Le Président, en effet, projetait pour l'année 1972, une grande exposition d'art contemporain, « 12 Ans d'Art en France ». Les artistes du Front des Arts Plastiques y virent immédiatement et y dénoncèrent la vitrine de la bourgeoisie. À ce titre, beaucoup refusèrent d'y participer, tels Le Parc, Ipoustoguy, Fromanger, Cane, Siné.
Le vernissage de l'exposition, au Grand Palais, donna lieu à une manifestation culturelle tout à fait étonnante. Les artistes invités, mais qui n'étaient pas en accord, décrochèrent leurs toiles, sous le regard du public et des CRS interloqués.
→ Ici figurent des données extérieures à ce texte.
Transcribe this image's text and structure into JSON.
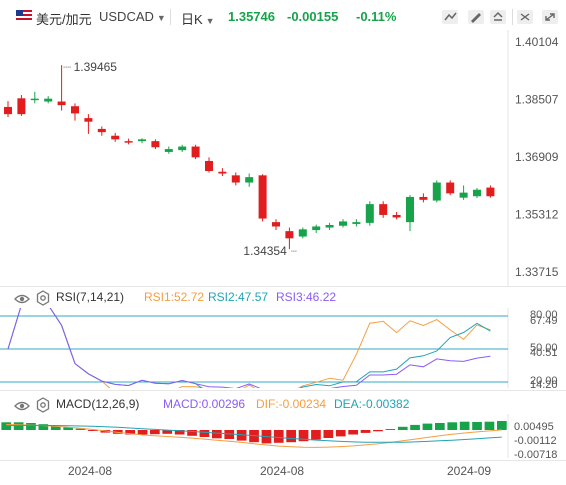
{
  "toolbar": {
    "symbol": "美元/加元",
    "code": "USDCAD",
    "timeframe": "日K",
    "price": "1.35746",
    "change": "-0.00155",
    "change_pct": "-0.11%"
  },
  "main_chart": {
    "y_axis": [
      "1.40104",
      "1.38507",
      "1.36909",
      "1.35312",
      "1.33715"
    ],
    "high_label": "1.39465",
    "low_label": "1.34354",
    "candles": [
      {
        "o": 1.381,
        "c": 1.383,
        "h": 1.3846,
        "l": 1.3802,
        "up": false
      },
      {
        "o": 1.381,
        "c": 1.3854,
        "h": 1.3863,
        "l": 1.3805,
        "up": false
      },
      {
        "o": 1.3853,
        "c": 1.3852,
        "h": 1.3872,
        "l": 1.384,
        "up": true
      },
      {
        "o": 1.3845,
        "c": 1.3853,
        "h": 1.386,
        "l": 1.384,
        "up": true
      },
      {
        "o": 1.3835,
        "c": 1.3845,
        "h": 1.3946,
        "l": 1.382,
        "up": false
      },
      {
        "o": 1.3832,
        "c": 1.3812,
        "h": 1.384,
        "l": 1.3792,
        "up": false
      },
      {
        "o": 1.3799,
        "c": 1.3789,
        "h": 1.381,
        "l": 1.3755,
        "up": false
      },
      {
        "o": 1.3769,
        "c": 1.376,
        "h": 1.3776,
        "l": 1.375,
        "up": false
      },
      {
        "o": 1.375,
        "c": 1.374,
        "h": 1.3758,
        "l": 1.3733,
        "up": false
      },
      {
        "o": 1.3735,
        "c": 1.3731,
        "h": 1.3742,
        "l": 1.3726,
        "up": false
      },
      {
        "o": 1.3735,
        "c": 1.374,
        "h": 1.3743,
        "l": 1.3729,
        "up": true
      },
      {
        "o": 1.3735,
        "c": 1.3718,
        "h": 1.374,
        "l": 1.3713,
        "up": false
      },
      {
        "o": 1.3705,
        "c": 1.3713,
        "h": 1.372,
        "l": 1.37,
        "up": true
      },
      {
        "o": 1.371,
        "c": 1.372,
        "h": 1.3725,
        "l": 1.3705,
        "up": true
      },
      {
        "o": 1.372,
        "c": 1.369,
        "h": 1.3725,
        "l": 1.3685,
        "up": false
      },
      {
        "o": 1.368,
        "c": 1.3652,
        "h": 1.369,
        "l": 1.3648,
        "up": false
      },
      {
        "o": 1.365,
        "c": 1.3645,
        "h": 1.366,
        "l": 1.3638,
        "up": false
      },
      {
        "o": 1.364,
        "c": 1.362,
        "h": 1.3648,
        "l": 1.3612,
        "up": false
      },
      {
        "o": 1.362,
        "c": 1.3635,
        "h": 1.3645,
        "l": 1.3608,
        "up": true
      },
      {
        "o": 1.364,
        "c": 1.352,
        "h": 1.3643,
        "l": 1.3512,
        "up": false
      },
      {
        "o": 1.351,
        "c": 1.3498,
        "h": 1.3518,
        "l": 1.3488,
        "up": false
      },
      {
        "o": 1.3485,
        "c": 1.3465,
        "h": 1.3495,
        "l": 1.3435,
        "up": false
      },
      {
        "o": 1.347,
        "c": 1.349,
        "h": 1.3495,
        "l": 1.3465,
        "up": true
      },
      {
        "o": 1.3488,
        "c": 1.3498,
        "h": 1.3503,
        "l": 1.348,
        "up": true
      },
      {
        "o": 1.3495,
        "c": 1.3502,
        "h": 1.3508,
        "l": 1.3488,
        "up": true
      },
      {
        "o": 1.35,
        "c": 1.3512,
        "h": 1.3518,
        "l": 1.3495,
        "up": true
      },
      {
        "o": 1.3505,
        "c": 1.351,
        "h": 1.3518,
        "l": 1.3498,
        "up": true
      },
      {
        "o": 1.3508,
        "c": 1.356,
        "h": 1.3568,
        "l": 1.35,
        "up": true
      },
      {
        "o": 1.356,
        "c": 1.353,
        "h": 1.3568,
        "l": 1.3522,
        "up": false
      },
      {
        "o": 1.353,
        "c": 1.3523,
        "h": 1.3538,
        "l": 1.3518,
        "up": false
      },
      {
        "o": 1.351,
        "c": 1.358,
        "h": 1.3585,
        "l": 1.3485,
        "up": true
      },
      {
        "o": 1.358,
        "c": 1.3572,
        "h": 1.359,
        "l": 1.3565,
        "up": false
      },
      {
        "o": 1.357,
        "c": 1.362,
        "h": 1.3626,
        "l": 1.3565,
        "up": true
      },
      {
        "o": 1.362,
        "c": 1.359,
        "h": 1.3626,
        "l": 1.3585,
        "up": false
      },
      {
        "o": 1.3578,
        "c": 1.3592,
        "h": 1.3612,
        "l": 1.3572,
        "up": true
      },
      {
        "o": 1.3582,
        "c": 1.36,
        "h": 1.3605,
        "l": 1.3577,
        "up": true
      },
      {
        "o": 1.3606,
        "c": 1.3582,
        "h": 1.3612,
        "l": 1.3578,
        "up": false
      }
    ]
  },
  "rsi": {
    "title": "RSI(7,14,21)",
    "rsi1": "RSI1:52.72",
    "rsi2": "RSI2:47.57",
    "rsi3": "RSI3:46.22",
    "levels": [
      "80.00",
      "67.49",
      "50.00",
      "40.51",
      "20.00",
      "14.20"
    ]
  },
  "macd": {
    "title": "MACD(12,26,9)",
    "macd_label": "MACD:0.00296",
    "dif_label": "DIF:-0.00234",
    "dea_label": "DEA:-0.00382",
    "axis": [
      "0.00495",
      "-0.00112",
      "-0.00718"
    ],
    "hist": [
      0.0024,
      0.0024,
      0.0022,
      0.0018,
      0.0014,
      0.0008,
      0.0004,
      -0.0002,
      -0.0008,
      -0.0012,
      -0.0014,
      -0.0014,
      -0.0013,
      -0.0012,
      -0.0014,
      -0.0018,
      -0.0022,
      -0.0026,
      -0.0028,
      -0.0033,
      -0.0038,
      -0.0042,
      -0.004,
      -0.0038,
      -0.0035,
      -0.003,
      -0.0025,
      -0.002,
      -0.0014,
      -0.0009,
      -0.0004,
      0.0003,
      0.001,
      0.0016,
      0.002,
      0.0022,
      0.0024,
      0.0026,
      0.0025,
      0.0026,
      0.0028
    ]
  },
  "x_axis": [
    "2024-08",
    "2024-08",
    "2024-09"
  ],
  "colors": {
    "up": "#16a34a",
    "down": "#e11d1d",
    "rsi1": "#f59e42",
    "rsi2": "#22a3b5",
    "rsi3": "#8b5cf6",
    "dif": "#f59e42",
    "dea": "#22a3b5"
  }
}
Deleuze était le penseur du FAP.
Un grand procès contre l'État français en fut le prolongement et la conclusion. Je me constituai dans l'intérêt de quatre-vingts artistes plasticiens, peintres et sculpteurs, qui avaient été invités à l'exposition, avaient refusé d'y participer, et dont les œuvres cependant figuraient dans le catalogue.
Notre thèse soutenait que la représentation photographique de leurs œuvres dans celui-ci équivalait à leur présence dans l'exposition. Nous nous heurtâmes à l'Administration, qui au-delà des principes de la démocratie, issus de la Révolution, demeure héritière de Louis XIV et de Napoléon. Nous fûmes déboutés. Ainsi l'État français inclua-t-il dans cette exposition, sans leur demander leur avis, ces artistes.
Il fut certes facile de rétorquer à ceux-ci, que tout artiste eût été honoré de figurer dans cette grande vitrine de l'art d'avant-garde, et qu'ils cherchaient sans doute, à travers leurs prises de positions radicales, et leur refus, de se faire autrement de la publicité.
Fromanger, le plus politique de ces artistes et le plus adroit, qui, avec Deleuze, avait été l'âme de cette révolution culturelle, avait antérieurement exposé à la Galerie Maeght. Il exposait à présent chez Jeanne Bucher, une galerie importante de la rue de Seine, avec un catalogue préfacé par Michel Foucault. De retour de Chine, il montrait des peintures représentant des scènes de la vie chinoise.
C'était le temps et la mode des « Maos ».
Louis Cane, de son côté, un autre des penseurs du monde des arts plastiques, le créateur avec Marc Devade du Mouvement Support-Surface, qui élaborait une théorie « matérialiste » de la peinture, participait lui-même aux Cahiers Théoriques de Tel Quel, et exposait également.
Ce qu'on appelait la « Figuration Narrative » était une prise en compte de la société, son reflet. Fromanger, Monory, Rancillac, photographiaient les objets « froidement », et, sur ces photos, qui étaient censées reproduire la réalité dans ce qu'elle avait de plus dur et de plus aliénant, ils posaient simplement des couleurs. Leur démarche était très proche de l'hyperréalisme, mouvement américain. Leurs ambitions étaient matérialistes, réalistes et politiques.
La Gauche eût pu percevoir le souffle du mouvement de Mai, se laisser féconder par sa flamme, revenir à ses sources prophétiques. Elle n'en recueillit que sa dimension petite-bourgeoise.
Mai 68 avait été un mouvement proprement « rimbaldien », poétique, de fusion entre toutes les classes sociales, un grand acte d'amour, replaçant au centre de la société le désir et la beauté. Nécessairement, la Loi devait ultérieurement reprendre ses droits.
La signification de Mai se pose comme Mystère. J'y vis en tout cas le retour du Saint, au-delà du capitalisme et du marxisme.
La gauche en donna une version sans lyrisme authentique, sans âme, dénuée de grandeur. Maurice Clavel avait bien discerné cela, qui se disait un « gaulliste métaphysique ». Je partageais ses vues.